Smith-Waterman
What it is
Smith-Waterman is a dynamic programming algorithm for local sequence alignment, finding the best-matching subsequence regions between two sequences. Unlike global alignment (Needleman-Wunsch), it identifies locally similar regions.
How it works
Algorithm:
- Create scoring matrix; initialise to 0 (local alignment starts fresh anywhere)
- For each cell (i, j), compute:
- Match/mismatch: dp[i-1][j-1] + score(A[i-1], B[j-1])
- Insertion: dp[i-1][j] + gap_penalty
- Deletion: dp[i][j-1] + gap_penalty
- Zero (start local alignment here)
- dp[i][j] = max of above
- Find maximum value in matrix; backtrack to reconstruct alignment
Time: O(mn), space: O(mn). Scores are configurable; typical: +1 match, -1 mismatch, -1/-2 gap.
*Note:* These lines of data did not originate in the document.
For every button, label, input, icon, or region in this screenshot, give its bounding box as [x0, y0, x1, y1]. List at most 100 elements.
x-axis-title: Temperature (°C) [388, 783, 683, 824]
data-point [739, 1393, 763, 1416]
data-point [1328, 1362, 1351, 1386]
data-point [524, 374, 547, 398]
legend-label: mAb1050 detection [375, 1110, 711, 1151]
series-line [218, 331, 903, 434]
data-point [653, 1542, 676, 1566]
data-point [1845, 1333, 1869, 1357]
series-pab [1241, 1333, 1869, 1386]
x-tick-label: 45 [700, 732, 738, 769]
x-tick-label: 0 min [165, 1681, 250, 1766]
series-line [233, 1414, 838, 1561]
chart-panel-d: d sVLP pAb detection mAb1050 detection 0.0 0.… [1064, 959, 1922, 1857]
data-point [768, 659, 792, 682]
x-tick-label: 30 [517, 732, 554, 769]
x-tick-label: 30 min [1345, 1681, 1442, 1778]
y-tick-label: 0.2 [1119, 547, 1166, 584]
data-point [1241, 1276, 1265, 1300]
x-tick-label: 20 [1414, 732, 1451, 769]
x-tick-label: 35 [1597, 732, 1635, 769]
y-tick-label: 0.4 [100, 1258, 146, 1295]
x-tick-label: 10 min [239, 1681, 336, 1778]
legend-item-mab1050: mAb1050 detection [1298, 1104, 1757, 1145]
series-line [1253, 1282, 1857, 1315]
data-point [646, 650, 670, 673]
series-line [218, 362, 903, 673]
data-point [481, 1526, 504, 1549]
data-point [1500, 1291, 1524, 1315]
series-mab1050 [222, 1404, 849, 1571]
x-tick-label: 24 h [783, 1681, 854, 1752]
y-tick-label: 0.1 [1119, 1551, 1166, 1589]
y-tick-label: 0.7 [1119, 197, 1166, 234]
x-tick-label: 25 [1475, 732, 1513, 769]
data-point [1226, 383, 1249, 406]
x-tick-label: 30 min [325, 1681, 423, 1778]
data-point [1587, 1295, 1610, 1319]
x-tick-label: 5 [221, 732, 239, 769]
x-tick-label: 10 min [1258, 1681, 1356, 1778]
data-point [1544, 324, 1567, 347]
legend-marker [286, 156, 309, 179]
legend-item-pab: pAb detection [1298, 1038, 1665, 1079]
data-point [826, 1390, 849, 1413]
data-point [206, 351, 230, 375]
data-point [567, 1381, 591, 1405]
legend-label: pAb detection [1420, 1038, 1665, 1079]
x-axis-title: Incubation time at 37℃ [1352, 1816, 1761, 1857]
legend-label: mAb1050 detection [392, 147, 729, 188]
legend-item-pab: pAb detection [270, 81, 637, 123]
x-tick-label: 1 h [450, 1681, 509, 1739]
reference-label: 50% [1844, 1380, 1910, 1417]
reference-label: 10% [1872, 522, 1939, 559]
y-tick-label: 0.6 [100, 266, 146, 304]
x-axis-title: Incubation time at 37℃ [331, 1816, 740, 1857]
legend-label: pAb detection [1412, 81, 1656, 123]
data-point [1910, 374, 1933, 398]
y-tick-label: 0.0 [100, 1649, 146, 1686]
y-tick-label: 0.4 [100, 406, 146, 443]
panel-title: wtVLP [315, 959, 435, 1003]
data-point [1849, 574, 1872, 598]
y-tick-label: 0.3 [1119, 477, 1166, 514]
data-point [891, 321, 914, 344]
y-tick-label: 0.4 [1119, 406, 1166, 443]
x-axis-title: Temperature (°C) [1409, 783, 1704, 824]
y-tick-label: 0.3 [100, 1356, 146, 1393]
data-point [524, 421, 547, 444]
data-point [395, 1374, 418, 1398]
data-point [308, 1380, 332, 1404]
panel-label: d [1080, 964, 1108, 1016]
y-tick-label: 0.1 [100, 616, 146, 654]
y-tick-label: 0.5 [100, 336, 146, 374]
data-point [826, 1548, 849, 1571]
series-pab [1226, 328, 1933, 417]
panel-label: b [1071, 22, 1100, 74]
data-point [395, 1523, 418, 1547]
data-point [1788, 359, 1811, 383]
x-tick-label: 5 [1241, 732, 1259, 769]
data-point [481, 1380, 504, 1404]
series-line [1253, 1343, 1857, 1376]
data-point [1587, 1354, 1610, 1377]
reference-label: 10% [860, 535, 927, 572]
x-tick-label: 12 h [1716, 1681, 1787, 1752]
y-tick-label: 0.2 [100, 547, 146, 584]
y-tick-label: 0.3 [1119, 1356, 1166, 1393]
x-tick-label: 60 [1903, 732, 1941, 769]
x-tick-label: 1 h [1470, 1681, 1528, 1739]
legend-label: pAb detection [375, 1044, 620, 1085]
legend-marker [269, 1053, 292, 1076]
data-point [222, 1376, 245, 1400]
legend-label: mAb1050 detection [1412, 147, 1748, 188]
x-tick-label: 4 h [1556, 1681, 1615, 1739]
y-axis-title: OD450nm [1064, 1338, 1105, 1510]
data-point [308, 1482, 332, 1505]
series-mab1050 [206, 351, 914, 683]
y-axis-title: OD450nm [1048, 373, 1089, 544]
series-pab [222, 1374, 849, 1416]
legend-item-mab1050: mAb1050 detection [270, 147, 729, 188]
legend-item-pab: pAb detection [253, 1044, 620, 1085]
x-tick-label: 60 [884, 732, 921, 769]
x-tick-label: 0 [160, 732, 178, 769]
[illustrate: Scoring matrix showing local alignment region with highest score; traceback path highlighted]
Example
Aligning DNA: “ACGTACGT” vs “CGTACG”
Local alignment might find “CGTAC” region in both, ignoring mismatches at extremes.
Variants and history
Developed by Smith and Waterman (1981). Computationally expensive but accurate. Widely used in BLAST and other bioinformatics tools. Gap penalties can be linear or affine (fixed + per-character). Heuristic variants for speed.
When to use it
Bioinformatics: DNA, RNA, protein sequence alignment. Finding conserved domains and homologous regions. More useful than global alignment when comparing sequences of different lengths or when local regions are of interest. Too slow for large-scale database searches (use BLAST).